PHILIP ROSEDALE: So it’s kind of like do you suppress one and then suppress all the others? We’ve really taken a pretty handsoff approach. Fundamentally, our media cycle, at least historically, has been driven more by people coming to us and saying, ”Hey, can you tell me more about this person or this activity or this content that I heard about?” And then, as a company, we try and facilitate that access. So sometimes we’ll take somebody from the media and we’ll introduce them to the best example of that content or whatever, something like that. So we’re sort of running around trying to make those connections inworld. But it’s such a big category, it’s such a big space, I almost don’t know. This happens a lot with Second Life. It’s almost like we wouldn’t have the manpower to police or monitor or control or even come up with a strategy that was much more.

ROBERT BLOOMFIELD: Now Mark [Kingdon, the new CEO of Linden Lab] is more from communications and marketing, right? In his prior jobs, he was pretty active on that so maybe do you expect him

PHILIP ROSEDALE: His degree is in economics. Did you know that?

ROBERT BLOOMFIELD: No, I didn’t know that. But I was thinking of some of his prior work and the things I’ve heard. People speak very highly about his [work in marketing and communication.]

PHILIP ROSEDALE: I think the biggest thing that Mark does internally, and I think that that’s of course more of what I’ve seen thus far and what we’ve all seen, is how Mark works with everybody internally. He actually drives more internal communication and crosscommunication about what’s going on, and I think that’s great. I mean that’s something that you see people complain about in the community, that the Lindens aren’t talking to each other enough. Mark really pushes us to do more of that, which is great. He’s created more internal forms for communication than I did, and I think that’s really a good step, especially given our size now. So I think it’ll be a good trend.
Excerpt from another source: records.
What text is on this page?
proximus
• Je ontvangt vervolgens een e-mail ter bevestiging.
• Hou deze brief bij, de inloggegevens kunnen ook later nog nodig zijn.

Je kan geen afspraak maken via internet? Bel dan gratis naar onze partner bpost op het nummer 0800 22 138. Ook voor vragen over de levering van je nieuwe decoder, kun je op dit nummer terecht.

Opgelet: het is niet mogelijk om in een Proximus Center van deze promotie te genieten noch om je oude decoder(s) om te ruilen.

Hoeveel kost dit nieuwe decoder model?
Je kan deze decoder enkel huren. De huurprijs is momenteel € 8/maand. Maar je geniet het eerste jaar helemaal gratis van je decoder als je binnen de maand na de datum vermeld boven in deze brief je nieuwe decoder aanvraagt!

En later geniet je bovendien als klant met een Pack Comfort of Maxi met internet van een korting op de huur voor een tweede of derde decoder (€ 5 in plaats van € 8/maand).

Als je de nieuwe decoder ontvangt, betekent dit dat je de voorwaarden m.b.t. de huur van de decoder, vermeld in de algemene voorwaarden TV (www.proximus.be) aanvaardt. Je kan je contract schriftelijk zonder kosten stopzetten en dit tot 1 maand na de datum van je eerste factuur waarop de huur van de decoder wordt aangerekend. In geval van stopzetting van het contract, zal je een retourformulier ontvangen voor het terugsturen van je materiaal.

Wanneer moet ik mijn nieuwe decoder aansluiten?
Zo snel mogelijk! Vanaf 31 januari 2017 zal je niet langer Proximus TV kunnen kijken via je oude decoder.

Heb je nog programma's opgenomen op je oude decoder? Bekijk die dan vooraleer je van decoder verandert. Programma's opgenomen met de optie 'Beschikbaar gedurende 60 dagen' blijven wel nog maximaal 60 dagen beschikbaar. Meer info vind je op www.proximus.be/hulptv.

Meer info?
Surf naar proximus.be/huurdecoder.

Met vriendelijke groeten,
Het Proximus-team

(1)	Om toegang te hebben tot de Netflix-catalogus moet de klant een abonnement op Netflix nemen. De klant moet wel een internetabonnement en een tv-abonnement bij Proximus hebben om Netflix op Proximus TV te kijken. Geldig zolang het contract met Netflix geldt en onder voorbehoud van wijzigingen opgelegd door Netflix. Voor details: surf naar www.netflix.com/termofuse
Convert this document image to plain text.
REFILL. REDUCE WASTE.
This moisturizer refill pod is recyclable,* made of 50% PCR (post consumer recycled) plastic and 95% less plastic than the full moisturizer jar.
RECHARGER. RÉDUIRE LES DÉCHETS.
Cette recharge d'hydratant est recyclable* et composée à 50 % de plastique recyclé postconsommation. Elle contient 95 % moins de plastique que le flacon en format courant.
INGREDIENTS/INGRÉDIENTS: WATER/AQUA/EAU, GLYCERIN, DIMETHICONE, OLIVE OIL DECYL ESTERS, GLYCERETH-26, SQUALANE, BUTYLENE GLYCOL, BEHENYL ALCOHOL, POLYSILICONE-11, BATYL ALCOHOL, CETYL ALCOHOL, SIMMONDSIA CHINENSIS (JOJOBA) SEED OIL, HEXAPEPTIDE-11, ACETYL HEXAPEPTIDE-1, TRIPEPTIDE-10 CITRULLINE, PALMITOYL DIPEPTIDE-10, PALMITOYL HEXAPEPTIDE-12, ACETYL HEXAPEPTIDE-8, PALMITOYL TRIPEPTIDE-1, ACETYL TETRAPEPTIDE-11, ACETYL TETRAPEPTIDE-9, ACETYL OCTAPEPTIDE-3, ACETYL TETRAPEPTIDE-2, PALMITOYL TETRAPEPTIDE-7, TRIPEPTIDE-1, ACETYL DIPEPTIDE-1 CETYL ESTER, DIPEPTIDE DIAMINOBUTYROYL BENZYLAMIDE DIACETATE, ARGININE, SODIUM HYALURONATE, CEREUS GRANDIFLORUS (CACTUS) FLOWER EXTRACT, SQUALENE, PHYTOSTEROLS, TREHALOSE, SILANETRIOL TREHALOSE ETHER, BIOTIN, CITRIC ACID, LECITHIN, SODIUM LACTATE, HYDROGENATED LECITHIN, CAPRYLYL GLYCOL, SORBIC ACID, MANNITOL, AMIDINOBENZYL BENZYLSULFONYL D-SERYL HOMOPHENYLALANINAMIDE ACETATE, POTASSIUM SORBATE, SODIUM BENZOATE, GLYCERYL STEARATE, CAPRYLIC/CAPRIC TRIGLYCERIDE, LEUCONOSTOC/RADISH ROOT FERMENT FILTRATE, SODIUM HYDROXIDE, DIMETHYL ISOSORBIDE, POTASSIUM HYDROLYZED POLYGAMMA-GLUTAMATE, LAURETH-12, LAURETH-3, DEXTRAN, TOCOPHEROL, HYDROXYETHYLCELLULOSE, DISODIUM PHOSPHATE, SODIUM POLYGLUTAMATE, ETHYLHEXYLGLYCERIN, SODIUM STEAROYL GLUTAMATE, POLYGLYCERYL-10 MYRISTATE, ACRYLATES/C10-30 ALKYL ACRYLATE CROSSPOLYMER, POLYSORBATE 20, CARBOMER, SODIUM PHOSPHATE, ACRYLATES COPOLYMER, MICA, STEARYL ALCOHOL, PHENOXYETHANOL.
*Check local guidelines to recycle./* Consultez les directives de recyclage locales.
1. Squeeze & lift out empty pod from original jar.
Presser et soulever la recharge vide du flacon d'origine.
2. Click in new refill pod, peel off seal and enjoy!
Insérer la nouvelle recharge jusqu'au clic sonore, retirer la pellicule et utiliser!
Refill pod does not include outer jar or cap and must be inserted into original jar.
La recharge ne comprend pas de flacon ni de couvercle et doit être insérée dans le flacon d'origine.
And I think that you will start to see it in the community as well. There have already been signs of that. You’ll see how I think he’ll lead us to communicate in richer and different, yeah, probably more varied ways with the community, with everybody that’s using it. Forward looking with our intentions on product.

ROBERT BLOOMFIELD: I’m sure the community would appreciate that.

PHILIP ROSEDALE: It’s funny. It’s always been a frustration because I always feel like, “Man! We’ve done our best. It’s such a huge project.” But I think that he’s going to have ideas and fresh ideas that I wouldn’t have had that’ll really help us.

If I were any good at public relations, this blog would have a lot more readers! Bettina , what do you think?